Это был Бонгран, смутившийся при виде Клода. Он первый заговорил о
картине:
- С этими плутами из жюри не так-то легко сговориться... Но еще не все
потеряно. Мы с Фажеролем на страже. Рассчитывайте главным образом на
Фажероля, потому что я, друг мой, чертовски боюсь, как бы мое заступничество
вас не скомпрометировало...
Это была правда. Бонгран находился в постоянной вражде с знаменитым
мэтром Академии Мазелем, последним представителем изысканной и прилизанной
благопристойности, только что избранным председателем жюри. Хотя они держали
себя, как добрые коллеги, обмениваясь дружескими рукопожатиями, их взаимная
ненависть прорвалась с первого же дня, и если один требовал принять картину,
другой тотчас голосовал против нее. Но зато Фажероль, избранный секретарем
жюри, стал заместителем Мазеля, забавлял его изо всех сил, и Мазель простил
отступничество своего бывшего ученика, так этот ренегат ему льстил. И в
самом деле, молодой мэтр - эта гадина, как говорили о нем собратья, - был
более непримирим по отношению к смельчакам-дебютантам, чем члены Института,
и смягчался лишь, если по тем или иным причинам ему самому хотелось
протащить какую-нибудь картину; тогда он изощрялся в забавных выдумках,
интриговал, комбинируя голоса с ловкостью фокусника.
Работа жюри была тяжкой повинностью, выполняя которую даже сам
выносливый Бонгран сбился с ног. Каждый день сторожа ставили прямо на пол
бесконечный ряд больших картин, прислоняли их к карнизу, заполняли ими залы
второго этажа, вдоль всего здания, и каждый день после обеда, с часа дня,
сорок человек во главе с председателем, вооруженным колокольчиком, начинали
одну и ту же прогулку, пока не исчерпывались все буквы алфавита. Решения
принимались на ходу; чтобы ускорить работу, самые плохие полотна отвергались
без голосования. Однако иной раз дебаты задерживали группу: после
десятиминутных пререканий полотно, вызывавшее споры, оставляли до вечернего
просмотра. Два служителя натягивали в четырех шагах от линии картин
десятиметровую веревку, чтобы удержать на приличном расстоянии членов жюри,
а те в пылу диспута не замечали веревки и лезли на нее своими животами.

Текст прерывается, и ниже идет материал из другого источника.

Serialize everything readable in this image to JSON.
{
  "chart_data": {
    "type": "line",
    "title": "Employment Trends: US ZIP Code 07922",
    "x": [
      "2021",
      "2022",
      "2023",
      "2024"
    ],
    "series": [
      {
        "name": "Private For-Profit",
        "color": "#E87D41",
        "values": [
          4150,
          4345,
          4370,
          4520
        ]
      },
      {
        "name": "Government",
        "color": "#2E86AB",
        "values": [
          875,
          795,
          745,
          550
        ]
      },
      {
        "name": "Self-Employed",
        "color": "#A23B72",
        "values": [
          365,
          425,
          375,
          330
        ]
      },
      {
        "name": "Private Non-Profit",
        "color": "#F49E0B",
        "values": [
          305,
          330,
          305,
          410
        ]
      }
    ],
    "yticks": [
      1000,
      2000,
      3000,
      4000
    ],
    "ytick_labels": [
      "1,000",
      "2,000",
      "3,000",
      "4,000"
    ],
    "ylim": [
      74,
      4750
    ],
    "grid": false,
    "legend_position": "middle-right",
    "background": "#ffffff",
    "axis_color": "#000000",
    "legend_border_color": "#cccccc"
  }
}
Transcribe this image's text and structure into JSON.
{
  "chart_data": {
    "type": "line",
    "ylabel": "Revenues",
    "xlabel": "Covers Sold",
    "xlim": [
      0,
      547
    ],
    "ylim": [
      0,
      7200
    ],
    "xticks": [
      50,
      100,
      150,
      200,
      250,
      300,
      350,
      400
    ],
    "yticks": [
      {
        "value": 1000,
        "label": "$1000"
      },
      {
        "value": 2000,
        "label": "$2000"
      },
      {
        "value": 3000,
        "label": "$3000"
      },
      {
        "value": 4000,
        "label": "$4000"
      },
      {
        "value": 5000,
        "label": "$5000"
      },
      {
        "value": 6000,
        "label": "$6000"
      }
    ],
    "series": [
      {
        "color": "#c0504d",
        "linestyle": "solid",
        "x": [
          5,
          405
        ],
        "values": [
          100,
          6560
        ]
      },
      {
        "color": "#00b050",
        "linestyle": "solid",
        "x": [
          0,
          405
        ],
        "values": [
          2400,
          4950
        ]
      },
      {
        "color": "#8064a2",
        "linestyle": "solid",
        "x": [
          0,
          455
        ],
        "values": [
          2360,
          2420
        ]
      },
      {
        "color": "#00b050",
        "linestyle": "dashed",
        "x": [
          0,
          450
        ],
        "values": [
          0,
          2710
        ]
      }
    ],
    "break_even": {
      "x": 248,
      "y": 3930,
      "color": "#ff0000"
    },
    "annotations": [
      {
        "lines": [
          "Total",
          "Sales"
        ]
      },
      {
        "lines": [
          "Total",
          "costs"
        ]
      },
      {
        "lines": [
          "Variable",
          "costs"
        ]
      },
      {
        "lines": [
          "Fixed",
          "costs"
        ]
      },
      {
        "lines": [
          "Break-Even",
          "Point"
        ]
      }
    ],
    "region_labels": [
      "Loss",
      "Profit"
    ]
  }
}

Позади жюри шествовали семьдесят сторожей в белых блузах; после решения,
оглашаемого секретарем, они по знаку своего бригадира производили отбор:
отвергнутые картины отделялись от принятых и уносились в сторону, как трупы
после битвы. Обход продолжался два долгих часа без передышки. Стульев не
было; приходилось все время стоять на ногах, топтаться на одном месте под
холодным сквозным ветром, заставлявшим даже наименее зябких кутаться в шубы.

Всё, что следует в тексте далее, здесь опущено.